Investors continued to remain cautious as Indian indices hovered close to their lifetime highs during the previous two hours. Metal, healthcare and cement heavyweights have held their gains while most other sectors are facing selling pressure.
The BSE-Sensex is trading down by 70 points while NSE-Nifty is trading 15 points below the dotted line. BSE-Midcap index is down by 0.1% while BSE-Smallcap index is up by 0.1%. The rupee is trading at 44.29 to the US dollar.
Banking stocks are trading weak with Syndicate Bank and Andhra Bank leading the pack of losers. However, Canara Bank is trading strong. SBI, country's largest bank, is looking to acquire a bank in Indonesia and set up a subsidiary in Australia. SBI has already shortlisted two to three banks and has set aside US$ 100 m for the purchase. It may be noted that SBI had already acquired a bank in Indonesia in 2006 and now is planning a second acquisition as local laws do not permit setting up new branches in the country. Besides this, the bank is also planning to open branches in Netherlands, Itlay or Botswana.
SBI also plans to set up a subsidiary in Australia. Local laws in Australia allow co-existence of both branch and subsidiary. Thus, by having a subsidiary the bank can have multiple branches in the country. It already has plans to set up five to six branches in Australia. Operating through a subsidiary is a cheaper expansion route. As a result SBI is not contemplating an acquisition in Australia and is on a look out for setting up new branches for expansion.

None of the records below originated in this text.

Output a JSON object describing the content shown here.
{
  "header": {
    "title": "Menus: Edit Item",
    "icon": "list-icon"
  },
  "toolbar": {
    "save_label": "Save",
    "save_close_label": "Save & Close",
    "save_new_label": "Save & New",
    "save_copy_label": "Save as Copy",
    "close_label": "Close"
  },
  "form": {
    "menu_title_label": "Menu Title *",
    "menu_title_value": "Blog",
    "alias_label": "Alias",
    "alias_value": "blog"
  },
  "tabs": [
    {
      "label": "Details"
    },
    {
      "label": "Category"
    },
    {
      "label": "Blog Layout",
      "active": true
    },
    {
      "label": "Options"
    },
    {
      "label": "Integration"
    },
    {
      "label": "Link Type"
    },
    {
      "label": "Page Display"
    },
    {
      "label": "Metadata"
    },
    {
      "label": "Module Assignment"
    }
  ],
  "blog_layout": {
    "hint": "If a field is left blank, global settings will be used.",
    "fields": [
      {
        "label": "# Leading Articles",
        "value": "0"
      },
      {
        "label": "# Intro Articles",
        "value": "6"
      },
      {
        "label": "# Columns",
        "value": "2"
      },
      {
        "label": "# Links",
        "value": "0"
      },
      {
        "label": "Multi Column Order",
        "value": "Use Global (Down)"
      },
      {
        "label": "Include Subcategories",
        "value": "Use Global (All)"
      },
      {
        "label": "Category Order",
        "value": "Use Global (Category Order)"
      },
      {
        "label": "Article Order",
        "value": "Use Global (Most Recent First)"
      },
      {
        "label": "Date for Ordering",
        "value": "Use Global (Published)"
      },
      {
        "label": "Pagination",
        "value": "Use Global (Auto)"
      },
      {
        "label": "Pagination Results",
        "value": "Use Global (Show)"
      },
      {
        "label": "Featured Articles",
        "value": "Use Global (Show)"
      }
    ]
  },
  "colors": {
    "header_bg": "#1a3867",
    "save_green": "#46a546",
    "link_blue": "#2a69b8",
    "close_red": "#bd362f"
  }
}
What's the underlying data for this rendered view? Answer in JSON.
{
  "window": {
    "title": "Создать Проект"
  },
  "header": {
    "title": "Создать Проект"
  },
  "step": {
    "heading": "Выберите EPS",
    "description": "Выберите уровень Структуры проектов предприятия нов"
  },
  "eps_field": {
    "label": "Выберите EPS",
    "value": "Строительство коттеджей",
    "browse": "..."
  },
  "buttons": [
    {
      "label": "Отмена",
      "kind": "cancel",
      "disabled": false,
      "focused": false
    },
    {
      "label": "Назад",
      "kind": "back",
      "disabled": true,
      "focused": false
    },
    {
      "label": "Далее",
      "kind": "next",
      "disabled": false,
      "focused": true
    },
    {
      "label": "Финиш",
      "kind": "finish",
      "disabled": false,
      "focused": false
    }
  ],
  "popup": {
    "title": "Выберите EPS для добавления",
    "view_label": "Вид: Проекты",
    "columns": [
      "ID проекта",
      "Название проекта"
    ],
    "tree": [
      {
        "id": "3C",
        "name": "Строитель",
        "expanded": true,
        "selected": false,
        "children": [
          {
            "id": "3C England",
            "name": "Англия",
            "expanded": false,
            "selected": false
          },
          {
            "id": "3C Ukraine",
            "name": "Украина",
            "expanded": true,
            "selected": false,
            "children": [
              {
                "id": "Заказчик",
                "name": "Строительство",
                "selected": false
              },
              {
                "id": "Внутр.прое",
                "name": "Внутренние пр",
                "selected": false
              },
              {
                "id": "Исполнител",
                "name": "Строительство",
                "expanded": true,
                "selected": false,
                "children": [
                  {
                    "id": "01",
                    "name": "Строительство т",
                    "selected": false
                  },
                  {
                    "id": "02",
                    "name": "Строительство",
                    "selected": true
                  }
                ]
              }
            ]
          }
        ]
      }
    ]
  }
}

Healthcare stocks are trading mixed with Orchid Chemicals, Divi's Lab leading the gains while Wockhardt and Fortis Healthcare witnessed some selling pressure. Novartis has announced its 2QFY11 results. The company has reported 16% YoY and 22% YoY growth in sales and net profits respectively. The growth in revenues was largely led by the OTC and pharmaceutical businesses. Revenues from the pharma division, which accounts for 71% of total sales, grew by a decent 14% YoY. The strong performance of the OTC segment in the first quarter spilled over to the second quarter as well, as this segment grew by a robust 28% YoY. While the generics business grew by 14% YoY, sales growth of the animal healthcare business was lukewarm at 4% YoY. Novartis' operating margins shrank by 1.1% to 22.8% during the quarter due to higher raw material and staff costs and advertisement expenses (as percentage of sales). Bottomline growth at 22% YoY was higher than the 10% YoY growth in operating profits due to higher other income and lower depreciation charges.